Le vió robar los huevos de las gallinas en el corral. Le vio llevarse el almirez de la mesita oval que adornaba la entrada de la casa. Y no dijo nada.
Vino la madre a devolver el almirez, pidió disculpas por el niño, que mire usted que no está acostumbrado a entrar en casa de nadie y no sabe que hay cosas que no son de uno y que no se pueden coger; los huevos no se los voy a poder devolver, se sentó en la tapia de la alberca, los agujereó y se los bebió, pero yo le he hecho jurar que no lo volverá a hacer. Dígame usted cuánto le debo.
Pero que va mujer, entre usted, por dios, y siéntese, y el niño, que no se quede ahí en la puerta. Dígale que entre, está asustado. ¿Como te llamas? La madre contestó por él. Pues que se venga mañana a jugar con mis niños si quiere. Tiene un hermano, más chico, dijo la madre. Pues que venga también.
Escuchó la reverberación de sus risas, chapoteando debajo del chorro de la alberca. Cada vez más fuerte. Hasta que los sonido se fueron difuminando, dando paso a uno desagradable, agudo y tintineante.
¡La campanita!
Apretó los ojos muy fuerte, negando con la cabeza repetidamente. La monja tiró de la manta hacia abajo con fuerza y ella levantó medio cuerpo, estiró el brazo y volvió a taparse con rabia. La monja volvió a tirar y la dejó totalmente destapada.
— Venga, niña, no te hagas la remolona. Todos los días te tengo que espabilar.
A la noche siguiente, difícil precisar la hora, volvió a ser verano bajo el chorro del agua del pozo que caía en la alberca. Quedaban pocas ranas por sacar.
— Ponte el bañador y ayúdame a cogerlas, le dijo él. Está buena.
—Mi madre no quiere que me bañe, porque dice que el agua es mala para la sangre que tengo.
— ¿Qué sangre? ¿Te hiciste una herida?
— No, yo no, se hizo sola. Dice mi madre que es porque me he hecho mujer.

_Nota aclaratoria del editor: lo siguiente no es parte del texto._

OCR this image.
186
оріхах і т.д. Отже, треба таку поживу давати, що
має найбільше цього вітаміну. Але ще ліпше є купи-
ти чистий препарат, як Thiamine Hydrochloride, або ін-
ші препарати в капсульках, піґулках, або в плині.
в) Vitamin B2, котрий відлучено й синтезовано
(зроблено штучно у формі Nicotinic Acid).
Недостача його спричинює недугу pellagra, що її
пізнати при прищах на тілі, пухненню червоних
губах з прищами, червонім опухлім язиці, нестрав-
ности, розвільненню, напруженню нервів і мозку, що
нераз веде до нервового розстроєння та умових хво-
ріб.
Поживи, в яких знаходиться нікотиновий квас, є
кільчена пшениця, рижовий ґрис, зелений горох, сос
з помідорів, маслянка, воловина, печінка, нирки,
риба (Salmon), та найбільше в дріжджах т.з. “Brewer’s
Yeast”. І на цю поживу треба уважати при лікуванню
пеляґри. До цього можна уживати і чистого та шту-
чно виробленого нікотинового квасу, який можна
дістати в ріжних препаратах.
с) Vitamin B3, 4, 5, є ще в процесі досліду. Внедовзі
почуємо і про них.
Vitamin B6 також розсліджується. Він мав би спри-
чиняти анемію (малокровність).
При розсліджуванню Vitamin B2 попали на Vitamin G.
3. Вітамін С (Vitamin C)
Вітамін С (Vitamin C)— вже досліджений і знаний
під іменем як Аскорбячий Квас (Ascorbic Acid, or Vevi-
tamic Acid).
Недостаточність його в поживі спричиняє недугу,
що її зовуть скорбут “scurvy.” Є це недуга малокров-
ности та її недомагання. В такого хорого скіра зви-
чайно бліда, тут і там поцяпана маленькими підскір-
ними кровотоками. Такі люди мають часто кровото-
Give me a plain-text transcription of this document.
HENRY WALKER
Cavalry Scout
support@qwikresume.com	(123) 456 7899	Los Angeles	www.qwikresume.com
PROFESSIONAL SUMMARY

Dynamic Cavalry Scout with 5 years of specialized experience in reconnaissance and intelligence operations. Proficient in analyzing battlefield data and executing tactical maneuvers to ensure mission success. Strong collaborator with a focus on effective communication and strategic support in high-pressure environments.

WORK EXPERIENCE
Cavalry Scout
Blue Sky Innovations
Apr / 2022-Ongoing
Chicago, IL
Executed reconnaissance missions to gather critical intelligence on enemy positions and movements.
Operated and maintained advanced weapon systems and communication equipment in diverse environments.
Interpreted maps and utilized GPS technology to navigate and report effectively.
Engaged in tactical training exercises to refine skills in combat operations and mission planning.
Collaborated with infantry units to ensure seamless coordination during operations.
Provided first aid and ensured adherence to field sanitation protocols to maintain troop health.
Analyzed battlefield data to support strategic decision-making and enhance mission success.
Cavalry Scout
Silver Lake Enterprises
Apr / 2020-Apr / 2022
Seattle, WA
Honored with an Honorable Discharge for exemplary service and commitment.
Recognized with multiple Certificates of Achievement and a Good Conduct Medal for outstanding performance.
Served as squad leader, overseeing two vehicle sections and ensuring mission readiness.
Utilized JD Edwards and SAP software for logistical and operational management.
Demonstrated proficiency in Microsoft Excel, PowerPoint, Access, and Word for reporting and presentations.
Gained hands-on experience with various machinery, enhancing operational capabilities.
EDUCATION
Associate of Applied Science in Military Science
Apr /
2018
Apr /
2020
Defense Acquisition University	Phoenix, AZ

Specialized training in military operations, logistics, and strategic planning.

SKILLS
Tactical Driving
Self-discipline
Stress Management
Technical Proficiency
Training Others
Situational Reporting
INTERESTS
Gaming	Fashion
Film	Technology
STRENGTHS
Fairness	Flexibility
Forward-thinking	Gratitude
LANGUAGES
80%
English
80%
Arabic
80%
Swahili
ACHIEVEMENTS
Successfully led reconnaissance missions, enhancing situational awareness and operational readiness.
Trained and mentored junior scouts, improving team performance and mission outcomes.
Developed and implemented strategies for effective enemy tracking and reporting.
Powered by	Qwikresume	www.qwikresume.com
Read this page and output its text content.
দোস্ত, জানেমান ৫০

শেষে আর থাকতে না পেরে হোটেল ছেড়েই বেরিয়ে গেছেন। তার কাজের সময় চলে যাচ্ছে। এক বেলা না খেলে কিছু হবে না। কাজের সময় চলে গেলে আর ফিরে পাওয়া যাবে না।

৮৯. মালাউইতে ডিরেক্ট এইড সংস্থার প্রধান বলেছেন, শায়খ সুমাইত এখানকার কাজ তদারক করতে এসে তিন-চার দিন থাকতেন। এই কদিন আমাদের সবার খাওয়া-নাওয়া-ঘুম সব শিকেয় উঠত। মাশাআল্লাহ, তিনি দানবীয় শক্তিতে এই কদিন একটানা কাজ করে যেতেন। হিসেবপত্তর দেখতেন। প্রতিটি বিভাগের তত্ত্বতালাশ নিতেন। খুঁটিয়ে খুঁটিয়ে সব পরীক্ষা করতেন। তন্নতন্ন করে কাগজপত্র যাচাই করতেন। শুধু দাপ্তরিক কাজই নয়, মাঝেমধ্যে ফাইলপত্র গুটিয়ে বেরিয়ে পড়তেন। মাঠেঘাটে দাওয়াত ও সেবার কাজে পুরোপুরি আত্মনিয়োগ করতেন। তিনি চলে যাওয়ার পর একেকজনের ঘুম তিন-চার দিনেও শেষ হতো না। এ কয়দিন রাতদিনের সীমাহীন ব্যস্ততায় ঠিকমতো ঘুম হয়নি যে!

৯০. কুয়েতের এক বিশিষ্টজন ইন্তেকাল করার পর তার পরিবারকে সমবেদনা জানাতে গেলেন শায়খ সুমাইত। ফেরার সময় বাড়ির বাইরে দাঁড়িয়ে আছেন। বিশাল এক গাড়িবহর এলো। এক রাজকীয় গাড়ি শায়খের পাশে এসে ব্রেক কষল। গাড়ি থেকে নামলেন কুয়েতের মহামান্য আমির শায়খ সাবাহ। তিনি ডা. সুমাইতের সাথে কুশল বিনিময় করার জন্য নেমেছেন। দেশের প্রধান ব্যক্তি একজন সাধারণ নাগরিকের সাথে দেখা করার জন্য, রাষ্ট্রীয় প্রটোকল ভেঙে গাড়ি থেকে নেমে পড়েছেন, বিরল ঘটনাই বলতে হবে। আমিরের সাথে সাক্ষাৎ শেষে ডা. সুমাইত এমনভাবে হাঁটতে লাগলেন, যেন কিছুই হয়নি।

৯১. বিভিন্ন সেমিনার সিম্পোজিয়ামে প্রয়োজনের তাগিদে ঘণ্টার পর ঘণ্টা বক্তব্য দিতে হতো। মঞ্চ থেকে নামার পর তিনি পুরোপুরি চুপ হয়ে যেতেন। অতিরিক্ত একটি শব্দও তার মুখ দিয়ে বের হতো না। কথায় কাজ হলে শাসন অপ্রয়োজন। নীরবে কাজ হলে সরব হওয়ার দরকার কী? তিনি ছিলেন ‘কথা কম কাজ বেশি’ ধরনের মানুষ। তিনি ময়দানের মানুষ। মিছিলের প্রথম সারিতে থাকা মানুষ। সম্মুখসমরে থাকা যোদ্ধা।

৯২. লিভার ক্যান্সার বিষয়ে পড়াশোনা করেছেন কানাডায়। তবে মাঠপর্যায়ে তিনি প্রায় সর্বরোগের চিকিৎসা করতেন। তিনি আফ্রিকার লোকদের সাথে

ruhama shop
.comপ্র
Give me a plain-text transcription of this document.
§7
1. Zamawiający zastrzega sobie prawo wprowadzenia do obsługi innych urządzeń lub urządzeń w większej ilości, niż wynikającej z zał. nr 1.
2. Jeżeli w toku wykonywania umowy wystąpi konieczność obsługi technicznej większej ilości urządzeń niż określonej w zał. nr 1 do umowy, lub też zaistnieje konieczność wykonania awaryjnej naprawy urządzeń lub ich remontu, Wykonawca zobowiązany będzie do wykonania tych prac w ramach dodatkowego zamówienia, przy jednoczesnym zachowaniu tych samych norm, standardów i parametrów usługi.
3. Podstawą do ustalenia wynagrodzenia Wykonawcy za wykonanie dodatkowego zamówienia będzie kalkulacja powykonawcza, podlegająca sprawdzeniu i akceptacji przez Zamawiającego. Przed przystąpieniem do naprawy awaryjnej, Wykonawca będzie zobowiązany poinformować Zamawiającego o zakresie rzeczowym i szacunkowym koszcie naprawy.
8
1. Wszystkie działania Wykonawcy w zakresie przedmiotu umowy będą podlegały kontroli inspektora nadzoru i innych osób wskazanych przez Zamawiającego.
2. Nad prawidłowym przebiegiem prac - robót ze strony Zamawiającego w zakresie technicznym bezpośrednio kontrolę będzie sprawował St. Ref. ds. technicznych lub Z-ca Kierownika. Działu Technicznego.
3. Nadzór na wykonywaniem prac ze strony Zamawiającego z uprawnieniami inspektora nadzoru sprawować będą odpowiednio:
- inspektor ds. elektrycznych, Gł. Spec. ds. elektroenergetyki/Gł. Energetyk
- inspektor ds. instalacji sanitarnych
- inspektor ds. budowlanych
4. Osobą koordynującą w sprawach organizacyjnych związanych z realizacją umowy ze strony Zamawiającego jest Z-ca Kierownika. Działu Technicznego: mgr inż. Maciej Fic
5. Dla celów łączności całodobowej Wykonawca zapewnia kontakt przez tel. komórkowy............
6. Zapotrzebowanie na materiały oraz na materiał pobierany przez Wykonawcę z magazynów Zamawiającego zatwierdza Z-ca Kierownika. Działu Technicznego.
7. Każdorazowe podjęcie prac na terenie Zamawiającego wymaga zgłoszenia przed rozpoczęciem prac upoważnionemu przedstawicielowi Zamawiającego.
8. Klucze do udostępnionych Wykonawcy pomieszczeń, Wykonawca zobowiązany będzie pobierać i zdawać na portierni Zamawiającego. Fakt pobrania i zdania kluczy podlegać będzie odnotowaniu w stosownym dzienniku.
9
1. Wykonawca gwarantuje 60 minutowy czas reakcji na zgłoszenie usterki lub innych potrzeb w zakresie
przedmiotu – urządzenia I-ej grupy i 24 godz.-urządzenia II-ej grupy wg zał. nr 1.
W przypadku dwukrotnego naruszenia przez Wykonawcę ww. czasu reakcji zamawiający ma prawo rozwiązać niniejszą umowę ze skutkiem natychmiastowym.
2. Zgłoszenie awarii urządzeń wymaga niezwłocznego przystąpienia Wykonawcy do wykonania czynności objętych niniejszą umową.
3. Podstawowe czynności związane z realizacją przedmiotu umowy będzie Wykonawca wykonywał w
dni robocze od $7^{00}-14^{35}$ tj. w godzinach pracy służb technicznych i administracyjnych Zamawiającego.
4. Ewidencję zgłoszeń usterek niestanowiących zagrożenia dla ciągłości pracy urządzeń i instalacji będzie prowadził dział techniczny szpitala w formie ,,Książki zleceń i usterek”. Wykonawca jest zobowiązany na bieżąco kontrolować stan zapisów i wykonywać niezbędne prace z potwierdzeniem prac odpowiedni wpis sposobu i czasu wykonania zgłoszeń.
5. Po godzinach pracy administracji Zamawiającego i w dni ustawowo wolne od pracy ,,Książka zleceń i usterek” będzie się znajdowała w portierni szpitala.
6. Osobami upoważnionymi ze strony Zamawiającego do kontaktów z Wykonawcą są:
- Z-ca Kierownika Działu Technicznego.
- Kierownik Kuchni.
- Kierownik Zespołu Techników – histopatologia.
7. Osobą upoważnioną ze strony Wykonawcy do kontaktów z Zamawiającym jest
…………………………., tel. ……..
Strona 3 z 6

— Pues yo no veo que tengas herida ninguna. Y tampoco veo que seas una mujer.
— Yo tampoco lo veo. Pero qué sabrás tú que eres un niño. Tampoco puedo ya subirme a los árboles.
— ¿Y eso es por la herida o por ser una mujer?
—¡Mira, mira, mira! Allí, allí, acabo de ver una rana! ¡Cógela, cógela...!
Y sintió entonces como un tirón en los pies y la manta deslizarse hacia abajo. Y la campanita, la dichosa campanita. Y apretó los ojos. Y dijo que no con la cabeza.
—Bueno, la cogeremos esta noche —pensó finalmente. Y se echó de la cama sin mirar a la monja.